A 7805 drawing 750mA from a 14V supply will dissipate (14 - 5) * 0.75 = 6.75W. Of course it will get hot. You need a major heat sink for that. The T0220 case can only dissipate about 1W without a heat sink.
yeah. just 750mA seemed like not a lot of power, and the things are rated for 1.5A, ...
the first one I tried using was a straight clay heatsink, but as it got a little bigger I noticed that it didn't get hot uniformly (some parts got hot, others were still cool, and generally was a pretty big mass of clay).
with the metal-dust and clay heatsink, the heatsink seems to at least get hot all over, and presumably cools better (at least, it is a bit more effective with a lot less material, but still not effective enough to work without a fan).

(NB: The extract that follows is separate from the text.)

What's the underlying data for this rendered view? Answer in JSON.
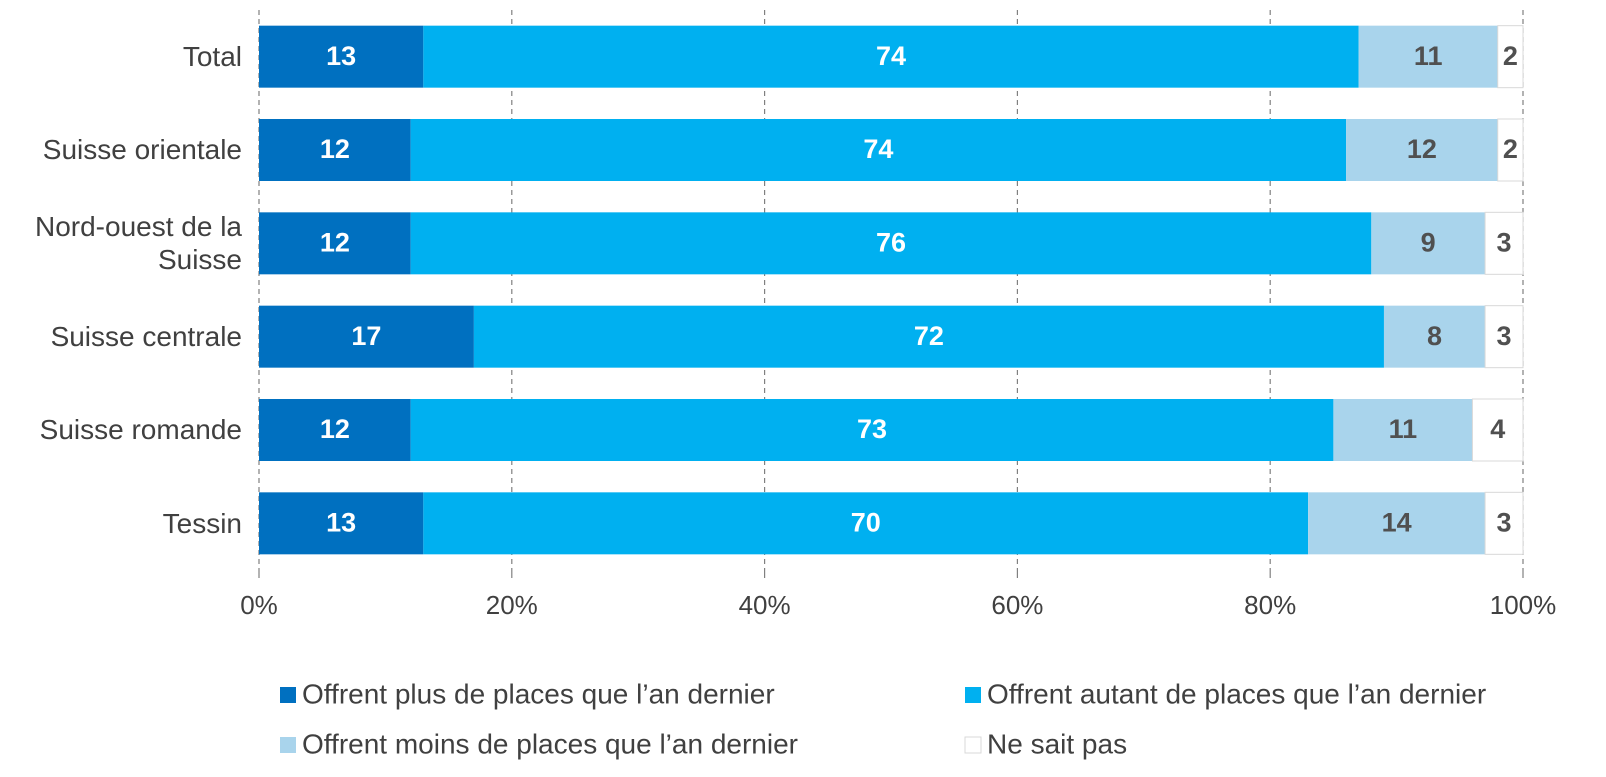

have noted that it seems to not get as hot when running off of a 9v back up battery (currently consisting of 6 alkaline AAs wired in series), but this was mostly intended to deal with momentary disruptions to the 12-14v source (I am using a lead-acid battery as the main battery, but power may be momentarily disrupted depending on motor activities, and the 470uF caps I have available don't seem to be sufficient to deal with this on their own, as brief losses to 5v power are enough to cause the RPi to crash or reboot).
note that input diodes are used, so that the 12v and 9v inputs are isolated.
The alternative is a DC to DC converter, which will save power and not get hot.
Bob
I had looked, most options here seemed to be either building my own, or buying something in PCB form. couldn't really seem to find anything quite as convenient as the 7805, but I may not have looked enough.